Etat d'urgence : le Conseil constitutionnel censure l'interdiction de séjour
Alors que le gouvernement s'apprête à faire entrer dans le droit commun nombre des dispositions de l'état d'urgence, le Conseil constitutionnel a censuré, le 9 juin, l'interdiction de séjour (incluant l'interdiction de manifester) contenue dans ce régime d'exception.
Saisi par une question prioritaire de constitutionnalité (QPC), le Conseil constitutionnel a jugé contraire à la Constitution la mesure d’interdiction de séjour prévue dans le cadre de l’état d’urgence. Cette mesure (article 5 alinéa 3 de la loi du 3 avril 1955) permet au préfet de département d’interdire le séjour "dans tout ou partie du département à toute personne cherchant à entraver, de quelque manière que ce soit, l’action des pouvoirs publics". Ce qui inclut notamment l’interdiction de manifester. Le requérant était d’ailleurs un opposant à la loi travail qui, en 2016, s’était vu privé de la possibilité de manifester. Or dans sa décision du 9 juin, le Conseil constitutionnel estime que le législateur "n’a pas assuré une conciliation équilibrée entre, d’une part, l’objectif de valeur constitutionnelle de sauvegarde de l’ordre public et, d’autre part, la liberté d’aller et de venir et le droit de mener une vie familiale normale". Le périmètre d’interdiction peut notamment inclure le domicile ou le lieu de travail de la personne visée, précise-t-il. Le Conseil constitutionnel reporte au 15 juillet 2017 la date d’abrogation de cette mesure, afin de permettre au législateur de remédier à cette inconstitutionnalité.
Etat d'urgence permanent
Cette décision ne devrait cependant pas affecter le projet de loi envisagé par le gouvernement pour faire entrer dans le droit commun cet état d’exception créé en 1955 dans le contexte de la guerre d’Algérie (on rappellera au passage que la loi du 3 juin 2016 renforçant la lutte contre le crime organisé, le terrorisme et leur financement, avait déjà été présentée par le gouvernement Valls comme un moyen de sortir de l'état d'urgence). L’interdiction de manifester ne figure pas en effet dans l’avant-projet de loi diffusé dans la presse le 7 juin.
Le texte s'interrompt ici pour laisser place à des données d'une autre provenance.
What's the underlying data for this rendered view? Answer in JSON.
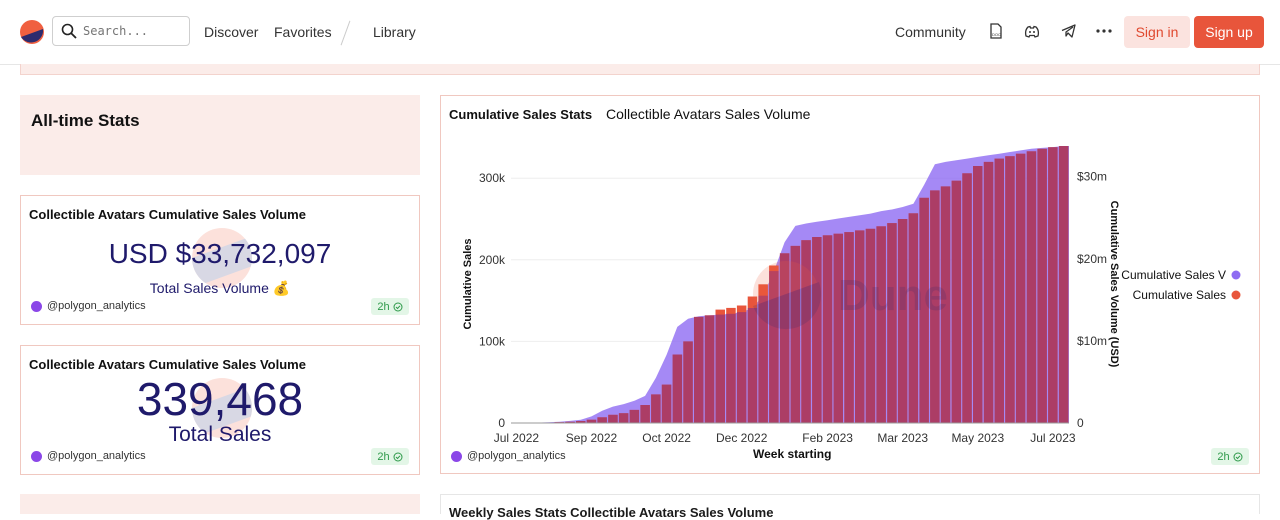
{
  "header": {
    "search_placeholder": "Search...",
    "nav": [
      "Discover",
      "Favorites",
      "Library"
    ],
    "community": "Community",
    "icons": [
      "doc-icon",
      "discord-icon",
      "telegram-icon",
      "more-icon"
    ],
    "sign_in": "Sign in",
    "sign_up": "Sign up",
    "brand_colors": {
      "accent": "#e8553b",
      "navy": "#2c2b6e"
    }
  },
  "all_time": {
    "title": "All-time Stats"
  },
  "volume_card": {
    "title": "Collectible Avatars Cumulative Sales Volume",
    "value": "USD $33,732,097",
    "label": "Total Sales Volume 💰",
    "author": "@polygon_analytics",
    "age": "2h"
  },
  "sales_card": {
    "title": "Collectible Avatars Cumulative Sales Volume",
    "value": "339,468",
    "label": "Total Sales",
    "author": "@polygon_analytics",
    "age": "2h"
  },
  "chart_card": {
    "title": "Cumulative Sales Stats",
    "subtitle": "Collectible Avatars Sales Volume",
    "author": "@polygon_analytics",
    "age": "2h",
    "watermark": "Dune"
  },
  "bottom_card": {
    "title": "Weekly Sales Stats  Collectible Avatars Sales Volume"
  },
  "chart_data": {
    "type": "bar",
    "xlabel": "Week starting",
    "ylabel": "Cumulative Sales",
    "y2label": "Cumulative Sales Volume (USD)",
    "x_ticks": [
      "Jul 2022",
      "Sep 2022",
      "Oct 2022",
      "Dec 2022",
      "Feb 2023",
      "Mar 2023",
      "May 2023",
      "Jul 2023"
    ],
    "y_ticks": [
      "0",
      "100k",
      "200k",
      "300k"
    ],
    "y2_ticks": [
      "0",
      "$10m",
      "$20m",
      "$30m"
    ],
    "ylim": [
      0,
      339468
    ],
    "y2lim": [
      0,
      33732097
    ],
    "legend_position": "right",
    "legend": [
      "Cumulative Sales V",
      "Cumulative Sales"
    ],
    "series": [
      {
        "name": "Cumulative Sales",
        "color": "#e8553b",
        "kind": "bar",
        "values": [
          0,
          0,
          200,
          500,
          1000,
          1500,
          2500,
          4000,
          7000,
          10000,
          12000,
          16000,
          22000,
          35000,
          47000,
          84000,
          100000,
          130000,
          132000,
          139000,
          141000,
          144000,
          155000,
          170000,
          193000,
          208000,
          217000,
          224000,
          228000,
          230000,
          232000,
          234000,
          236000,
          238000,
          241000,
          245000,
          250000,
          257000,
          276000,
          285000,
          290000,
          297000,
          306000,
          315000,
          320000,
          324000,
          327000,
          330000,
          333000,
          336000,
          338000,
          339468
        ]
      },
      {
        "name": "Cumulative Sales Volume",
        "color": "#8e6cf2",
        "kind": "area",
        "values": [
          0,
          0,
          50000,
          100000,
          150000,
          250000,
          400000,
          800000,
          1500000,
          2000000,
          2300000,
          2700000,
          3300000,
          5500000,
          8300000,
          11700000,
          12700000,
          13000000,
          13100000,
          13200000,
          13300000,
          13500000,
          14000000,
          15500000,
          18500000,
          22000000,
          24000000,
          24300000,
          24500000,
          24700000,
          24900000,
          25100000,
          25300000,
          25500000,
          25800000,
          26000000,
          26300000,
          26700000,
          29000000,
          31500000,
          31800000,
          32000000,
          32200000,
          32400000,
          32600000,
          32800000,
          33000000,
          33200000,
          33400000,
          33500000,
          33600000,
          33732097
        ]
      }
    ]
  }
}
Ce texte, qui devrait être présenté en Conseil des ministres le 21 juin, en même temps qu'un nouveau projet de loi de prorogation de l’état d’urgence, devrait en revanche reprendre plusieurs dispositions maîtresses du dispositif : les assignations à résidence, les perquisitions administratives, les fermetures de lieux de culte, les zones de protection et de sécurité. Une sorte "d’état d’urgence permanent", qui va à l’encore de la promesse d’Emmanuel Macron de sortir de ce régime d’exception instauré après les attentats du 13 novembre 2015 et reconduit cinq fois depuis lors (avec plusieurs aménagements à la clé).
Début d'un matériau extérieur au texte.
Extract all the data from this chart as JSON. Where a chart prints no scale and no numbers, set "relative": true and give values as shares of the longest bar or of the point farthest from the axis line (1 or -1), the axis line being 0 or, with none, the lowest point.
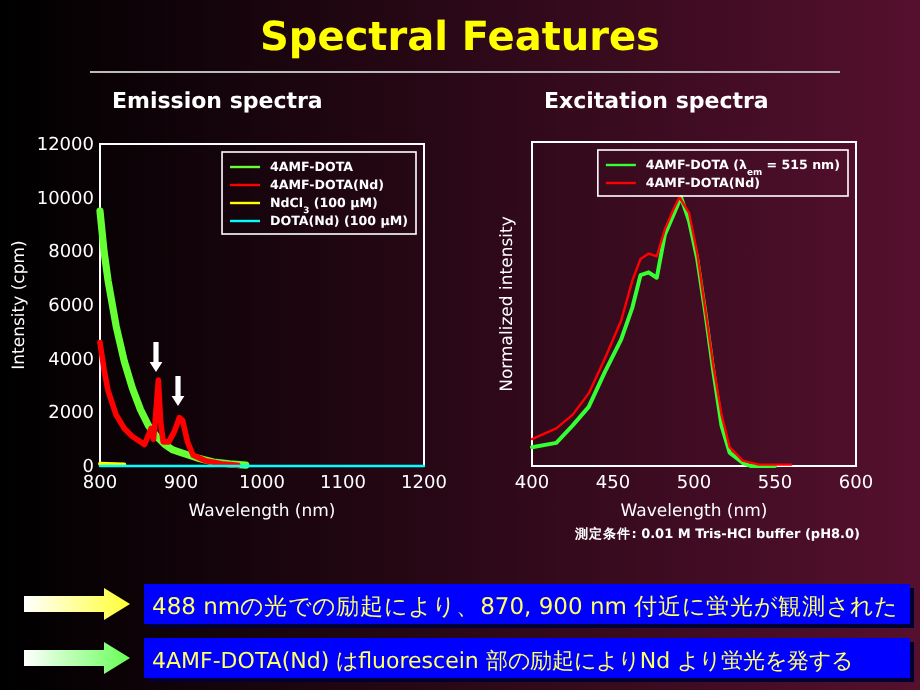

Dans tous ces cas de figure, le préfet sera décisionnaire sans que l’autorité judiciaire ait son mot à dire. Un garde-fou a toutefois été prévu puisque ces mesures seront exclusivement réservées à la lutte contre le terrorisme. Ce qui n’était pas le cas auparavant, l’état d’urgence ayant même été utilisé pour assigner à résidence des militants écologistes au moment de la COP21 à Paris en décembre 2015, afin de les empêcher de manifester. Un de ces militants avait d’ailleurs saisi le Constitutionnel d'une QPC. Or dans sa décision du 22 décembre 2015, le Conseil constitutionnel avait jugé conformes à la Constitution les assignations à résidence prises dans le cadre de l’état d’urgence (article 6 de la loi n° 55-385 du 3 avril 1955). Et contrairement à la mesure d’interdiction de séjour, il n’avait pas vu dans cette assignation à résidence d’atteinte à la liberté d’aller et venir. Les Sages avaient cependant émis deux conditions. En premier lieu, les assignations à résidence ne peuvent être prononcées "que lorsque l'état d'urgence a été déclaré" (ce qui pourrait poser un problème constitutionnel au projet de loi gouvernemental). Par ailleurs, elles doivent être "justifiées et proportionnées aux raisons ayant motivé la mesure dans les circonstances particulières ayant conduit à la déclaration de l'état d'urgence".
Référence : décision du Conseil constitutionnel n° 2017-635 QPC du 9 juin 2017.